Trudeau says premiers’ claims about natural resources power grab have ‘no grounding in truth’ | CBC News


Prime Minister Justin Trudeau is accusing the premiers of Alberta, Saskatchewan and Manitoba of misinterpreting remarks by a federal minister on whether Ottawa might review agreements that give those provinces control of natural resources.

“Let me be very clear. The minister of justice said no such thing,” Trudeau said.

At an Assembly of First Nations special chiefs’ meeting last week, Minister of Justice David Lametti said during a question-and-answer session that the government would be “looking at” the 1930 Natural Resources Transfer Agreements (NRTA). The agreements, signed by the federal government and the four western provinces, gave Manitoba, Saskatchewan, Alberta and British Columbia control over their natural resources.

Justice Minister David Lametti was asked about natural resources agreements with provinces during a recent meeting of First Nations chiefs. (Spencer Colby/The Canadian Press)

“I obviously can’t pronounce on that right now, but I do commit to looking at that. It won’t be uncontroversial, is the only thing I would say with a bit of a smile,” Lametti told the meeting.

The premiers of Alberta, Saskatchewan and Manitoba swiftly denounced Lametti’s remarks. In a joint statement issued Tuesday, the premiers called on Trudeau to reject Lametti’s comments, which they called “dangerous and divisive.”

Conservative Leader Pierre Poilievre accused Lametti of “threatening to overturn the Constitution.”

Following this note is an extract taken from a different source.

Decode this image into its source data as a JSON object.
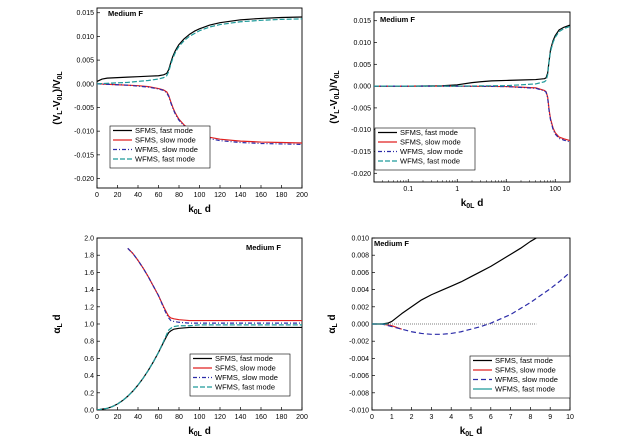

On Wednesday, Trudeau said the premiers misinterpreted Lametti and denied his government was reviewing the agreements. Trudeau said Lametti was instead talking about the federal government’s commitment to the United Nations Declaration on the Rights of Indigenous People (UNDRIP)

“If you actually look at his remarks, it is very clear that we’re talking about the importance of the federal government living up to our responsibilities under UNDRIP,” Trudeau told a news conference.

“[That’s] something that, unfortunately, the Prairie premiers have not taken seriously, and they are instead trying to elevate fears that have absolutely no grounding in truth.”

WATCH | PM responds to Prairie premiers’ concerns about natural resource control

PM responds to Prairie premiers’ concerns about minister’s comments on Natural Resources Transfer Act

Prime Minister Justin Trudeau speaks with reporters about comments Justice Minister David Lametti made about the Natural Resources Transfer Act and the criticism those comments received from three western premiers.

UNDRIP, which the UN General Assembly adopted in 2007, stipulates that “Indigenous peoples have the right to the conservation and protection of the environment and the productive capacity of their lands or territories and resources.”

The Trudeau government has committed to implementing all 46 articles of the UNDRIP declaration.

On Wednesday, Trudeau said the federal government, the provinces and Indigenous people can all benefit from natural resources development.

“Indigenous people need to be partners in how we develop land, in how we move forward in respectful and responsible ways,” Trudeau said.

“We know we need to move forward in true reconciliation, in partnership with Indigenous peoples, and that’s something that we certainly hope we’re going to work on with the premiers and with Indigenous peoples.”

Manitoba chiefs denounce premiers

The Southern Chiefs’ Organization (SCO), which represents 34 Anishinaabe and Dakota Nations in southern Manitoba, criticized the premiers’ position on the NRTAs.

“NRTAs were created in the 1930s by the federal government to purposely exclude First Nations from benefiting from the wealth of our territories, and instead give that control and financial windfall to the provinces,” SCO Grand Chief Jerry Daniels said in a media statement.

“I am dismayed to see our Prairie province Treaty partners wanting to continue that colonial trend. This is not about federal control over provincial resources, this is about First Nation control of our lands and resources.”

Daniels said the federal government never had the authority to transfer the lands and resources to provincial control in the first place, and the agreements violate treaty rights. He called on the provinces and the federal government to work with the SCO.

“I want to invite all parties to the table, so that together we can find ways to partner and build strong economic relationships that will benefit us all,” he said.